O homem que nunca se deixou abater
Antes de passarmos à análise histórica ou política, a melhor homenagem que poderemos fazer a Mário Soares é guardar esse espírito da sua vida.
Nos primeiros dias de 2006 um telefonema de um amigo a precisar de ajuda levou-me à última campanha presidencial de Mário Soares. Havia pouca gente na sede. O candidato andava pelo país. As sondagens eram más. Fui ficando para fazer o que pudesse. Um dia — creio que era o sábado de reflexão antes do voto — abro a porta para entrar numa reunião e estava lá Mário Soares, que eu nunca tinha conhecido antes.
A certa altura, antevendo os maus resultados do dia seguinte, disse-nos algo assim: “Vocês não se preocupem comigo, nem pensem que eu vou andar abatido a partir de segunda-feira. Na verdade, eu nunca estive deprimido um único dia da minha vida. Nem sei o que é isso.”
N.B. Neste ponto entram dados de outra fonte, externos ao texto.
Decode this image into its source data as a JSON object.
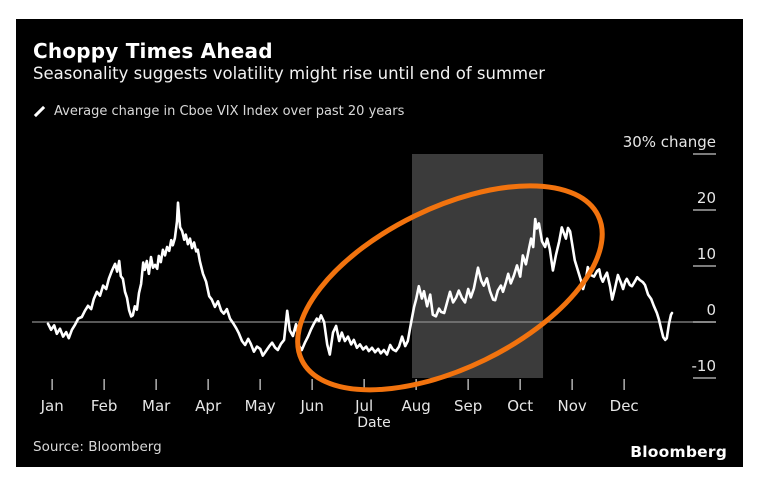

A história impressionou-me não só pelo seu lado pessoal — nessa altura, Mário Soares era uma figura evidentemente mítica da nossa democracia, Presidente duas vezes e reeleito com 70% dos votos, que não precisaria de andar numa campanha eleitoral com muitas probabilidades de correr mal — mas porque me perguntei desde então se esta característica de Mário Soares, tal como ele a descreveu, não nos dará alguma chave para a interpretação do seu percurso político. Como poderia alguém que viveu desde os dois anos de idade num regime que abominava e que conheceu a repressão e a censura, a prisão, o degredo e o exílio durante os 48 anos seguintes nunca ter estado abatido? Provavelmente a pergunta está mal feita: é porque nunca esteve abatido que ele conseguiu não só gerir a sua história pessoal de resistência como fazer algumas das escolhas políticas estratégicas que ajudaram a determinar também a nossa história coletiva.
Mário Soares era guiado por um otimismo inato em relação à humanidade e a Portugal, apesar de ter visto a humanidade massacrar-se e o nosso país vicejar na miséria e na ignorância durante os melhores anos da sua vida. Talvez tenha sido esse otimismo que lhe permitiu lançar-se com uma vintena de camaradas na construção de um partido político nos últimos anos da ditadura e propor para Portugal, já em democracia, uma visão europeia que — longe de ser consensual — foi suficientemente mobilizadora para conquistar uma maioria de portugueses.
Dito assim, parece linear. E não foi. Mário Soares continuou a precisar de não se deixar abater quando foi um primeiro-ministro impopular ou quando partiu para uma campanha presidencial — a primeira — com sondagens que desencorajariam qualquer outro. Mas o “não se deixar abater” que para nós pode ser um esforço seria para ele como respirar.
Um exemplo: um dia Soares contou-nos uma história hilariante sobre uma confusão entre ele ter na sua posse uma bomba para a asma (de que tinha sofrido em jovem) e a polícia acreditar que ele tinha uma bomba verdadeira. Enquanto ele prosseguia, nós ríamos à gargalhada. No meio do riso e do choro, nem reparei que era uma história sobre ser espancado por polícias na 11.ª esquadra de Lisboa. Até numa história dessas Soares tinha a capacidade única de estar a ver a história do lado de fora, com um olhar irónico, enquanto lutava para a mudar do lado de dentro.
Desculpem ser tão idiossincrático na minha rememoração. Mas nos próximos dias vamos lembrar Mário Soares de muitas maneiras. Muitos textos se escreverão acerca do seu impacto na nossa história, da sua importância política, daquilo que lhe devemos a ele como a outros combatentes pela liberdade. Seria impossível resumir tudo isso aqui. Concentro-me por isso na forma como Soares por vezes se descrevia a si mesmo: o anti-Salazar. Não só anti-salazarista, note-se, mas sobretudo o oposto polar de tudo o que Salazar era e representava da soturnidade e desesperança do Portugal reprimido. Soares fazia questão de ser o contrário disso, e deu o seu melhor para que pudéssemos também coletivamente ser o contrário do que a ditadura desejou para nós. O anti-Salazar. Anti-fatalismo. Anti-pequenez. Anti-derrotismo. Anti-fechamento. Agora teremos de apreender a ser tudo isso sem a sua presença, mas com a sua memória. Antes de passarmos à análise histórica ou política, a melhor homenagem que lhe poderemos fazer é guardar esse espírito da sua vida.